In a heating system, cold outdoor air at \(7^{\circ} \mathrm{C}\) flowing at a rate of \(4 \mathrm{kg} / \mathrm{min}\) is mixed adiabatically with heated air at \(70^{\circ} \mathrm{C}\) flowing at a rate of \(3 \mathrm{kg} / \mathrm{min} .\) The exit temperature of the mixture is \((a) 34^{\circ} \mathrm{C}\) (b) \(39^{\circ} \mathrm{C}\) \((c) 45^{\circ} \mathrm{C}\) \((d) 63^{\circ} \mathrm{C}\) \((e) 77^{\circ} \mathrm{C}\)

Short answer

Answer: (a) 34°C

Step-by-step solution

Conservation of Energy

For an adiabatic process, the total energy of the incoming streams should be equal to the total energy of the outgoing stream. Therefore, the energy equation for this process can be expressed as: \(m_1 c_p(T_1) + m_2 c_p(T_2) = (m_1 + m_2) c_p(T_x)\) where - \(m_1\) and \(m_2\) are the mass flow rates of the two streams (in kg/min), - \(c_p\) is the specific heat capacity of air (in J/kg K), - \(T_1\) and \(T_2\) are the temperatures of the two incoming streams (in °C), - \(T_x\) is the exit temperature we want to find (in °C).

Solve for the exit temperature \(T_x\)

Now we can plug in the known values and solve the equation for \(T_x\): \(4 \, kg/min \cdot c_p \cdot (7 ^{\circ} C) + 3 \, kg/min \cdot c_p \cdot (70^{\circ} C) = (4 \, kg/min + 3 \, kg/min) \cdot c_p \cdot (T_x)\). Since \(c_p\) is the same for both flow rates and temperatures, we can cancel it out from the equation: \((4)(7^{\circ} C) + (3)(70^{\circ} C) = (4 + 3)(T_x)\).

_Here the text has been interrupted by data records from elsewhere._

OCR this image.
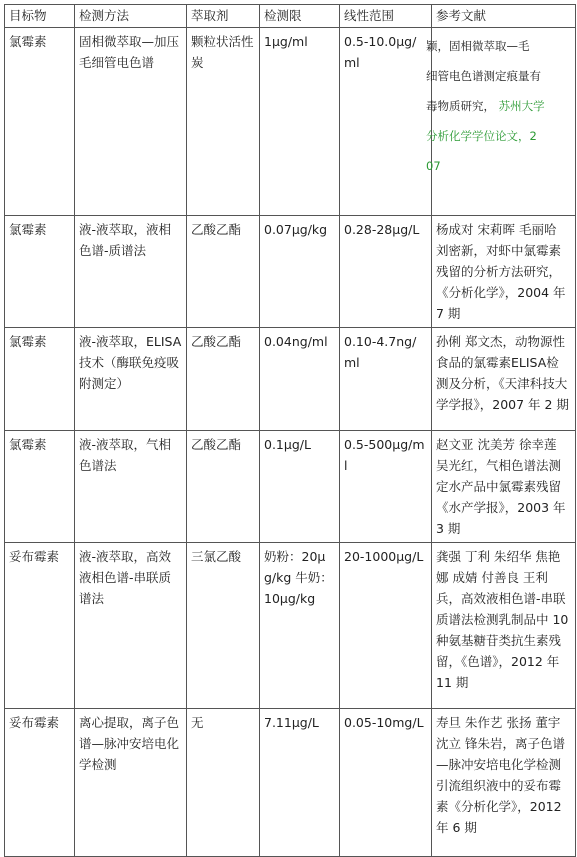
目标物	检测方法	萃取剂	检测限	线性范围	参考文献
氯霉素	固相微萃取—加压毛细管电色谱	颗粒状活性炭	1μg/ml	0.5-10.0μg/ml	颖，固相微萃取—毛
细管电色谱测定痕量有
毒物质研究， 苏州大学
分析化学学位论文，2
07

氯霉素	液-液萃取，液相色谱-质谱法	乙酸乙酯	0.07μg/kg	0.28-28μg/L	杨成对 宋莉晖 毛丽哈 刘密新，对虾中氯霉素残留的分析方法研究，《分析化学》，2004 年 7 期
氯霉素	液-液萃取，ELISA技术（酶联免疫吸附测定）	乙酸乙酯	0.04ng/ml	0.10-4.7ng/ml	孙俐 郑文杰，动物源性食品的氯霉素ELISA检测及分析，《天津科技大学学报》，2007 年 2 期
氯霉素	液-液萃取，气相色谱法	乙酸乙酯	0.1μg/L	0.5-500μg/ml	赵文亚 沈美芳 徐幸莲 吴光红，气相色谱法测定水产品中氯霉素残留《水产学报》，2003 年 3 期
妥布霉素	液-液萃取，高效液相色谱-串联质谱法	三氯乙酸	奶粉：20μg/kg 牛奶：10μg/kg	20-1000μg/L	龚强 丁利 朱绍华 焦艳娜 成婧 付善良 王利兵，高效液相色谱-串联质谱法检测乳制品中 10 种氨基糖苷类抗生素残留，《色谱》，2012 年 11 期
妥布霉素	离心提取，离子色谱—脉冲安培电化学检测	无	7.11μg/L	0.05-10mg/L	寿旦 朱作艺 张扬 董宇 沈立 锋朱岩，离子色谱—脉冲安培电化学检测引流组织液中的妥布霉素《分析化学》，2012 年 6 期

Calculate the exit temperature

Solve the equation for \(T_x\): \(28^{\circ} C + 210^{\circ} C = 7(T_x)\). \(238^{\circ} C = 7(T_x)\). Now, divide both sides of the equation by 7 to find the exit temperature: \(T_x = 34^{\circ} C\). So, the exit temperature of the mixture is \((a) \, 34^{\circ} C\).